Chenghua -Extra 4 – Compréhension

 

Même le lendemain, bien qu’arrivé à l'intérieur de l'enceinte du gouvernement, Lu Lingxi n'arrivait toujours pas à se remettre.

Les mots de Sui Zhou avaient hanté son esprit toute la nuit. Il avait tourné et retourné dans son lit, incapable de trouver le sommeil, sombrant une fois de plus dans une nuit blanche.

Il ne pouvait le nier : les paroles de Sui Zhou l’avaient profondément secoué.

Être prêt à renoncer à tout pour quelqu’un, même à sa descendance, quelle sorte de sentiment cela pouvait-il bien être ?

Pour être honnête, bien que Lu Lingxi ait compris qu’il nourrissait des sentiments pour Tang Fan, il n’avait jamais réfléchi à des questions telles que le mariage ou la descendance. Ou peut-être que, sans même s’en rendre compte, il considérait que ces deux choses n’étaient pas incompatibles avec sa proximité avec Tang Fan.

Mais les mots de Sui Zhou l’avaient brutalement ramené à la réalité.

Son esprit était maintenant complètement embrouillé, ses pensées autrefois claires et vives s’étaient enfermées dans une impasse dont il ne pouvait sortir.

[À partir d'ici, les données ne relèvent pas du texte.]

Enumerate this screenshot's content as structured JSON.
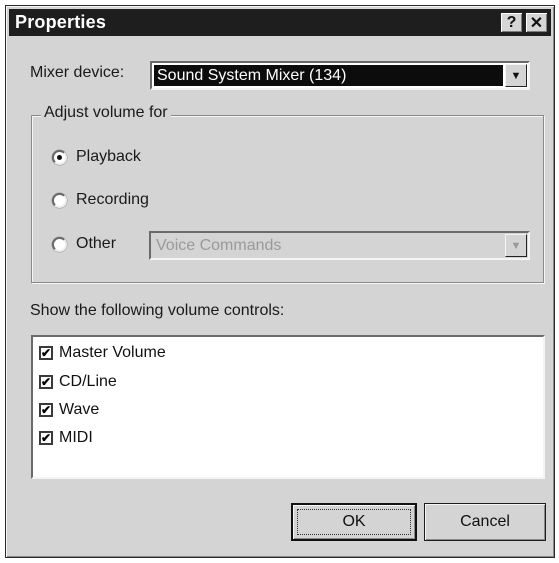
{
  "window": {
    "title": "Properties",
    "help_button": "?",
    "close_button": "✕"
  },
  "mixer": {
    "label": "Mixer device:",
    "value": "Sound System Mixer (134)"
  },
  "adjust": {
    "legend": "Adjust volume for",
    "options": [
      {
        "label": "Playback",
        "selected": true
      },
      {
        "label": "Recording",
        "selected": false
      },
      {
        "label": "Other",
        "selected": false
      }
    ],
    "other_value": "Voice Commands"
  },
  "controls": {
    "label": "Show the following volume controls:",
    "items": [
      {
        "label": "Master Volume",
        "checked": true
      },
      {
        "label": "CD/Line",
        "checked": true
      },
      {
        "label": "Wave",
        "checked": true
      },
      {
        "label": "MIDI",
        "checked": true
      }
    ]
  },
  "buttons": {
    "ok": "OK",
    "cancel": "Cancel"
  }
}
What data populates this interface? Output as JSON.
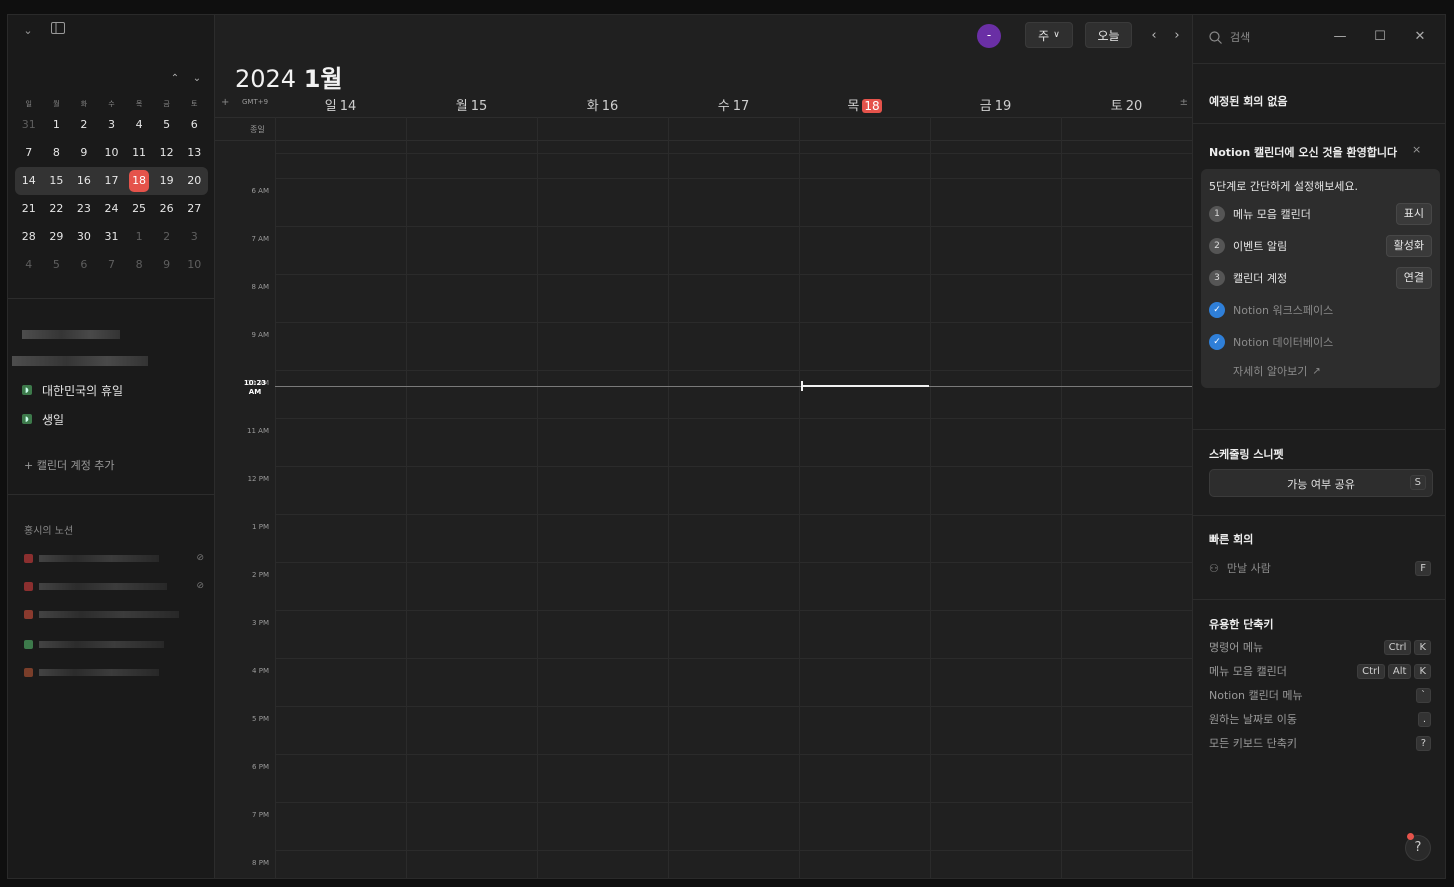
{
  "sidebar": {
    "weekday_headers": [
      "일",
      "월",
      "화",
      "수",
      "목",
      "금",
      "토"
    ],
    "mini_calendar_weeks": [
      [
        {
          "d": "31",
          "dim": true
        },
        {
          "d": "1"
        },
        {
          "d": "2"
        },
        {
          "d": "3"
        },
        {
          "d": "4"
        },
        {
          "d": "5"
        },
        {
          "d": "6"
        }
      ],
      [
        {
          "d": "7"
        },
        {
          "d": "8"
        },
        {
          "d": "9"
        },
        {
          "d": "10"
        },
        {
          "d": "11"
        },
        {
          "d": "12"
        },
        {
          "d": "13"
        }
      ],
      [
        {
          "d": "14"
        },
        {
          "d": "15"
        },
        {
          "d": "16"
        },
        {
          "d": "17"
        },
        {
          "d": "18",
          "today": true
        },
        {
          "d": "19"
        },
        {
          "d": "20"
        }
      ],
      [
        {
          "d": "21"
        },
        {
          "d": "22"
        },
        {
          "d": "23"
        },
        {
          "d": "24"
        },
        {
          "d": "25"
        },
        {
          "d": "26"
        },
        {
          "d": "27"
        }
      ],
      [
        {
          "d": "28"
        },
        {
          "d": "29"
        },
        {
          "d": "30"
        },
        {
          "d": "31"
        },
        {
          "d": "1",
          "dim": true
        },
        {
          "d": "2",
          "dim": true
        },
        {
          "d": "3",
          "dim": true
        }
      ],
      [
        {
          "d": "4",
          "dim": true
        },
        {
          "d": "5",
          "dim": true
        },
        {
          "d": "6",
          "dim": true
        },
        {
          "d": "7",
          "dim": true
        },
        {
          "d": "8",
          "dim": true
        },
        {
          "d": "9",
          "dim": true
        },
        {
          "d": "10",
          "dim": true
        }
      ]
    ],
    "calendars": [
      "대한민국의 휴일",
      "생일"
    ],
    "add_calendar": "+ 캘린더 계정 추가",
    "workspace_title": "홍시의 노션",
    "workspace_colors": [
      "#8b2f2f",
      "#8b2f2f",
      "#8a3a2e",
      "#3d7a4b",
      "#7a3e2a"
    ]
  },
  "main": {
    "avatar_initial": "-",
    "view_label": "주",
    "today_label": "오늘",
    "year": "2024",
    "month": "1월",
    "timezone": "GMT+9",
    "days": [
      {
        "dow": "일",
        "num": "14"
      },
      {
        "dow": "월",
        "num": "15"
      },
      {
        "dow": "화",
        "num": "16"
      },
      {
        "dow": "수",
        "num": "17"
      },
      {
        "dow": "목",
        "num": "18",
        "today": true
      },
      {
        "dow": "금",
        "num": "19"
      },
      {
        "dow": "토",
        "num": "20"
      }
    ],
    "allday_label": "종일",
    "hours": [
      "6 AM",
      "7 AM",
      "8 AM",
      "9 AM",
      "10 AM",
      "11 AM",
      "12 PM",
      "1 PM",
      "2 PM",
      "3 PM",
      "4 PM",
      "5 PM",
      "6 PM",
      "7 PM",
      "8 PM"
    ],
    "now_time": "10:23 AM",
    "today_color": "#e5534b"
  },
  "right": {
    "search_placeholder": "검색",
    "no_meetings": "예정된 회의 없음",
    "welcome": "Notion 캘린더에 오신 것을 환영합니다",
    "setup_intro": "5단계로 간단하게 설정해보세요.",
    "steps": [
      {
        "num": "1",
        "label": "메뉴 모음 캘린더",
        "action": "표시"
      },
      {
        "num": "2",
        "label": "이벤트 알림",
        "action": "활성화"
      },
      {
        "num": "3",
        "label": "캘린더 계정",
        "action": "연결"
      }
    ],
    "done_steps": [
      "Notion 워크스페이스",
      "Notion 데이터베이스"
    ],
    "learn_more": "자세히 알아보기",
    "scheduling_title": "스케줄링 스니펫",
    "share_availability": "가능 여부 공유",
    "share_key": "S",
    "quick_meeting_title": "빠른 회의",
    "meet_placeholder": "만날 사람",
    "meet_key": "F",
    "shortcuts_title": "유용한 단축키",
    "shortcuts": [
      {
        "label": "명령어 메뉴",
        "keys": [
          "Ctrl",
          "K"
        ]
      },
      {
        "label": "메뉴 모음 캘린더",
        "keys": [
          "Ctrl",
          "Alt",
          "K"
        ]
      },
      {
        "label": "Notion 캘린더 메뉴",
        "keys": [
          "`"
        ]
      },
      {
        "label": "원하는 날짜로 이동",
        "keys": [
          "."
        ]
      },
      {
        "label": "모든 키보드 단축키",
        "keys": [
          "?"
        ]
      }
    ],
    "help_label": "?"
  }
}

Et s’il venait un jour où lui et Tang Fan partageaient réellement un même lien de cœur ?

Serait-il capable, pour Tang Fan, de renoncer au mariage et à la descendance, de renoncer à perpétuer sa lignée familiale ?

Lu Lingxi n’avait pas envie de s’attaquer à cette question, mais au fond de lui, il savait qu’il n’était probablement pas capable d’aller jusque-là pour Tang Fan.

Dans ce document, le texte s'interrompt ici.